Или Абдонас, мелькнуло у меня, да стоит ли о нем думать в таком месте?

«Почему ты считаешь, что я неуклюжий, Винга?»

«Откуда мне знать, — она пожала плечами. — Неуклюжий, и все… Может, это просто литовская лень в тебе сидит…»

«Лень?»

«Благополучная литовская лень-матушка, которая когда-нибудь возьмет да и задушит нас, как зоб… Деревенское самодовольство, знаешь: всегда доволен сам собой, своим обедом и женой…»

«Ты, как всегда, глобально…»

«Не смейся… не надо… Сам видишь…»

«Смотря что, Винга. Что-то вижу, а что-то…»

«Чего не хочешь, того и не видишь, да? А если всерьез…»

«Только всерьез, всерьез сейчас и всегда…»
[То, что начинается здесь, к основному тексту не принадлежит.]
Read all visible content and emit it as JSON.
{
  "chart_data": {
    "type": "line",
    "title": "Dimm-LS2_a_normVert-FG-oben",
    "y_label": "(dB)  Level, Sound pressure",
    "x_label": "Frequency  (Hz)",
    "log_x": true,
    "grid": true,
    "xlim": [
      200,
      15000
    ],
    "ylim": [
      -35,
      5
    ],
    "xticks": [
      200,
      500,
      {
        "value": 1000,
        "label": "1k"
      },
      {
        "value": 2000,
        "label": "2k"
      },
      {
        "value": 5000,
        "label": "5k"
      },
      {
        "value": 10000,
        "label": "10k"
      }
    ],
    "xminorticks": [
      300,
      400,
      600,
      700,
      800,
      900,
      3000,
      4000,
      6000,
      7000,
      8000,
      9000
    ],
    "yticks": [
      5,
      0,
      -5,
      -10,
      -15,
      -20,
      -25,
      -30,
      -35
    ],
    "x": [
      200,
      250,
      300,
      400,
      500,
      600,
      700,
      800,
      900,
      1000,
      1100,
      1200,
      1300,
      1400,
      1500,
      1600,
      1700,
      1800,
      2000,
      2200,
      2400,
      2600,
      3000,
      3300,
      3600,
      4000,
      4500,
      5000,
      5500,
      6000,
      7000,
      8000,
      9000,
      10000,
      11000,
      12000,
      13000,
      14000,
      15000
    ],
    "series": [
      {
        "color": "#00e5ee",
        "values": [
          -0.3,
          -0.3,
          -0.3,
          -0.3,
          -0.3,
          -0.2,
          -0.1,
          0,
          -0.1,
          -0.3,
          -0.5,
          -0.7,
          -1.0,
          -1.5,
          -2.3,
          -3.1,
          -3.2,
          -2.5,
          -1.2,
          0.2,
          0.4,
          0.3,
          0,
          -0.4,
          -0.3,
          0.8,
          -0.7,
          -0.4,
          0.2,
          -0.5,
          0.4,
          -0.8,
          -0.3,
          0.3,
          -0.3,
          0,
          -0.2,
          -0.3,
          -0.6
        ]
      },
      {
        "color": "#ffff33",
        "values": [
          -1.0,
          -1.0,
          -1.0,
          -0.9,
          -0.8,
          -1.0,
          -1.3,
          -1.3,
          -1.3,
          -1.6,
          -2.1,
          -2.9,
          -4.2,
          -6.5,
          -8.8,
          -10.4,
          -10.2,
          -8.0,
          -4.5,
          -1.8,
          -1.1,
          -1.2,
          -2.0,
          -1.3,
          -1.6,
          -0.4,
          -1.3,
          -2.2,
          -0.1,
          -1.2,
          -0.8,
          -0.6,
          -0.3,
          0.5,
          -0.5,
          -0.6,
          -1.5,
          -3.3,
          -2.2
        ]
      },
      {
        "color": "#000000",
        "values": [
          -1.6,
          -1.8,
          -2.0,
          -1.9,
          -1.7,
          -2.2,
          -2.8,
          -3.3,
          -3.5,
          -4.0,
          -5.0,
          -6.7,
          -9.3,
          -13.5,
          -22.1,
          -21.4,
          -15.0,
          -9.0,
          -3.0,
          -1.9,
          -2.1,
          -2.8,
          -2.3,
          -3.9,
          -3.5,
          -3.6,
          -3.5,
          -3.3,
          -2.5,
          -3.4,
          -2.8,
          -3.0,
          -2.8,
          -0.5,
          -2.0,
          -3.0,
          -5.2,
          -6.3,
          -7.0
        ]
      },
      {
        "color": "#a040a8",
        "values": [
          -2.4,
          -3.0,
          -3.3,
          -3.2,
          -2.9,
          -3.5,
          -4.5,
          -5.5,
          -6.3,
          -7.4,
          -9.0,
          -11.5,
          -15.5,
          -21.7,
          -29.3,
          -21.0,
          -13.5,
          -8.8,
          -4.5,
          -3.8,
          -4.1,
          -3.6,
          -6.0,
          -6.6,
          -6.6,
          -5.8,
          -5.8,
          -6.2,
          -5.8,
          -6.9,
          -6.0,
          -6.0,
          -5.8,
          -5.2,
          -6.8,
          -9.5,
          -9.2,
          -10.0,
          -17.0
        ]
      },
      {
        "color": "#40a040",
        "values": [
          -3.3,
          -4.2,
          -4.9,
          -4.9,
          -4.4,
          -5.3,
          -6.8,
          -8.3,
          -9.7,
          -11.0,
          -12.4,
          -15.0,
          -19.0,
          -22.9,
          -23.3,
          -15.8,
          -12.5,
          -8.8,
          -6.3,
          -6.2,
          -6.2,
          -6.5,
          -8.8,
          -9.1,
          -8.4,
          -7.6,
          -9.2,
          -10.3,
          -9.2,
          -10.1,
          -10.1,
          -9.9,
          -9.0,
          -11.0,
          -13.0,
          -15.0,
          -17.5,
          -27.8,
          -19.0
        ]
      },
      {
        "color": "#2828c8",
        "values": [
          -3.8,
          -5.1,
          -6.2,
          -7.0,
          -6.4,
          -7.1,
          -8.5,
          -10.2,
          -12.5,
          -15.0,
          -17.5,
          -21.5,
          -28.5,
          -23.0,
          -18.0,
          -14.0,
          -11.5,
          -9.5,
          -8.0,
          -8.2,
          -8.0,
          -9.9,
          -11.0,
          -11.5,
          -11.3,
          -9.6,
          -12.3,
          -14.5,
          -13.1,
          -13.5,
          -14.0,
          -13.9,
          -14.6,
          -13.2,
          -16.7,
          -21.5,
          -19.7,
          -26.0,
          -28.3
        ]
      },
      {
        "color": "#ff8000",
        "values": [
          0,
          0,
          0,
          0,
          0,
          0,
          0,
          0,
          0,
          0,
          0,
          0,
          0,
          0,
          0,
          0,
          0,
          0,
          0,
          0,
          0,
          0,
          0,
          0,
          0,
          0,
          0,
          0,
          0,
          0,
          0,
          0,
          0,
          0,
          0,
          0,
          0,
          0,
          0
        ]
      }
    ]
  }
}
«Тогда слушай… Разве у нас мало чванства? Того самого, первородного… никому не нужного?.. Ну, того, в которое часто вырождается пресловутое человеческое достоинство…»
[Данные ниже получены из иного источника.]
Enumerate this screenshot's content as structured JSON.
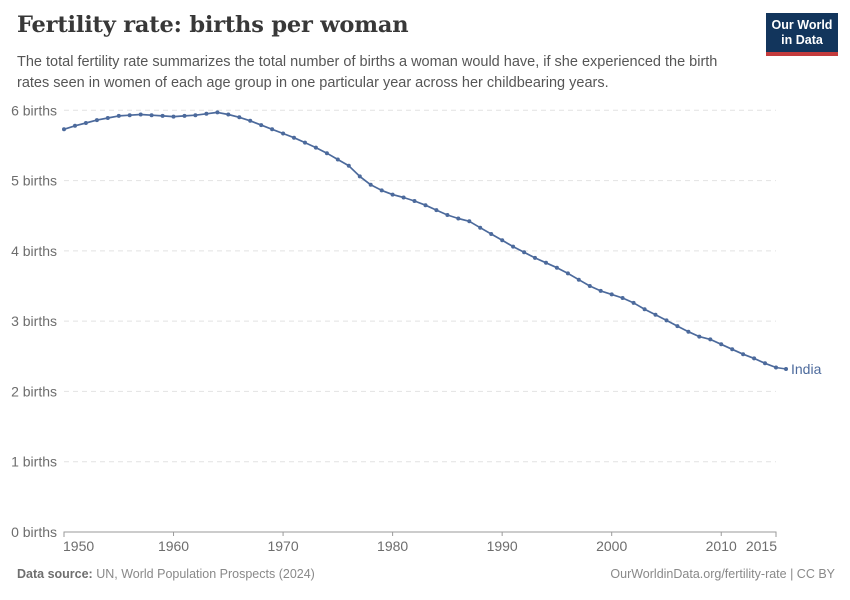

«Занятно, что же ты дальше…»

«Это еще, Ауримас, у кого как… Таким самодовольным может быть лишь деревенский мужик, он веками гнул спину перед барином и вдруг вошел во вкус новой жизни, но в глубине души, по сути своей, остался все тем же, вчерашним…
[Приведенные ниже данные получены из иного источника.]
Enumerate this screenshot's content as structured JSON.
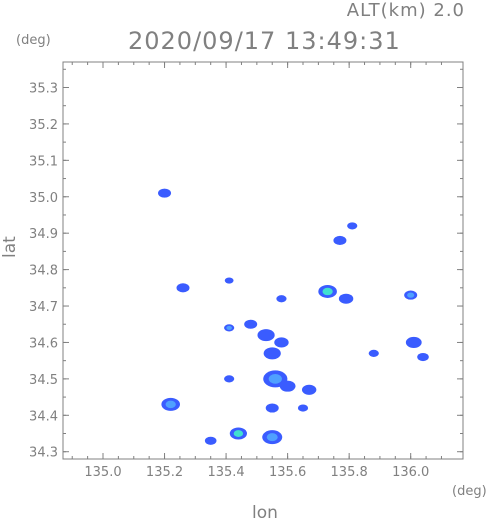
{
  "header": {
    "altitude_label": "ALT(km)  2.0",
    "timestamp": "2020/09/17 13:49:31"
  },
  "axes": {
    "y_unit": "(deg)",
    "x_unit": "(deg)",
    "x_title": "lon",
    "y_title": "lat",
    "x_ticks": [
      "135.0",
      "135.2",
      "135.4",
      "135.6",
      "135.8",
      "136.0"
    ],
    "y_ticks": [
      "34.3",
      "34.4",
      "34.5",
      "34.6",
      "34.7",
      "34.8",
      "34.9",
      "35.0",
      "35.1",
      "35.2",
      "35.3"
    ],
    "x_range": [
      134.87,
      136.17
    ],
    "y_range": [
      34.28,
      35.37
    ],
    "grid": true
  },
  "colors": {
    "axis": "#808080",
    "echo_weak": "#3a5cff",
    "echo_mid": "#4fa0ff",
    "echo_strong": "#40e0d0"
  },
  "echoes": [
    {
      "lon": 135.2,
      "lat": 35.01,
      "size": 0.5,
      "level": "weak"
    },
    {
      "lon": 135.77,
      "lat": 34.88,
      "size": 0.5,
      "level": "weak"
    },
    {
      "lon": 135.81,
      "lat": 34.92,
      "size": 0.3,
      "level": "weak"
    },
    {
      "lon": 135.26,
      "lat": 34.75,
      "size": 0.5,
      "level": "weak"
    },
    {
      "lon": 135.73,
      "lat": 34.74,
      "size": 0.9,
      "level": "strong"
    },
    {
      "lon": 135.79,
      "lat": 34.72,
      "size": 0.6,
      "level": "weak"
    },
    {
      "lon": 136.0,
      "lat": 34.73,
      "size": 0.5,
      "level": "mid"
    },
    {
      "lon": 136.01,
      "lat": 34.6,
      "size": 0.7,
      "level": "weak"
    },
    {
      "lon": 136.04,
      "lat": 34.56,
      "size": 0.4,
      "level": "weak"
    },
    {
      "lon": 135.88,
      "lat": 34.57,
      "size": 0.3,
      "level": "weak"
    },
    {
      "lon": 135.41,
      "lat": 34.64,
      "size": 0.3,
      "level": "mid"
    },
    {
      "lon": 135.48,
      "lat": 34.65,
      "size": 0.5,
      "level": "weak"
    },
    {
      "lon": 135.53,
      "lat": 34.62,
      "size": 0.8,
      "level": "weak"
    },
    {
      "lon": 135.58,
      "lat": 34.6,
      "size": 0.6,
      "level": "weak"
    },
    {
      "lon": 135.55,
      "lat": 34.57,
      "size": 0.8,
      "level": "weak"
    },
    {
      "lon": 135.56,
      "lat": 34.5,
      "size": 1.3,
      "level": "mid"
    },
    {
      "lon": 135.6,
      "lat": 34.48,
      "size": 0.7,
      "level": "weak"
    },
    {
      "lon": 135.67,
      "lat": 34.47,
      "size": 0.6,
      "level": "weak"
    },
    {
      "lon": 135.41,
      "lat": 34.5,
      "size": 0.3,
      "level": "weak"
    },
    {
      "lon": 135.55,
      "lat": 34.42,
      "size": 0.5,
      "level": "weak"
    },
    {
      "lon": 135.65,
      "lat": 34.42,
      "size": 0.3,
      "level": "weak"
    },
    {
      "lon": 135.22,
      "lat": 34.43,
      "size": 0.9,
      "level": "mid"
    },
    {
      "lon": 135.55,
      "lat": 34.34,
      "size": 1.0,
      "level": "mid"
    },
    {
      "lon": 135.44,
      "lat": 34.35,
      "size": 0.8,
      "level": "strong"
    },
    {
      "lon": 135.35,
      "lat": 34.33,
      "size": 0.4,
      "level": "weak"
    },
    {
      "lon": 135.41,
      "lat": 34.77,
      "size": 0.2,
      "level": "weak"
    },
    {
      "lon": 135.58,
      "lat": 34.72,
      "size": 0.3,
      "level": "weak"
    }
  ]
}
«Как это?» — я заморгал глазами; сегодня Винга меня удивила.

«Да очень просто: взял и ни с того ни с сего выгодно продал полудохлого телка… или подлепил к своему участку еще полсотки… А уж эти мне интеллигенты!.. Еще вчера не знали, что за штука радио, а сегодня все сплошь Канты и Спинозы… А в каком экстазе хватают всякий хлам!.. Да поскорее, побольше, чтобы ближнему не досталось!.. Вот этот кулацкий строй ума у нашей интеллигенции, по-моему, и отпугивает молодежь, Ауримас…»

«Ишь ты, кулацкий!.. — улыбнулся я, зная пристрастие Винги к умствованию — иногда вовсе не к месту и не ко времени. — Стремление к благополучию свойственно кому угодно. Что было бы без него, Винга?»

«Смотря к какому благополучию! — воскликнула она. — К благополучию его величества брюха?..»

«Ну, когда пресловутое брюхо заявляет о своих правах, и самые высокие материи меркнут…»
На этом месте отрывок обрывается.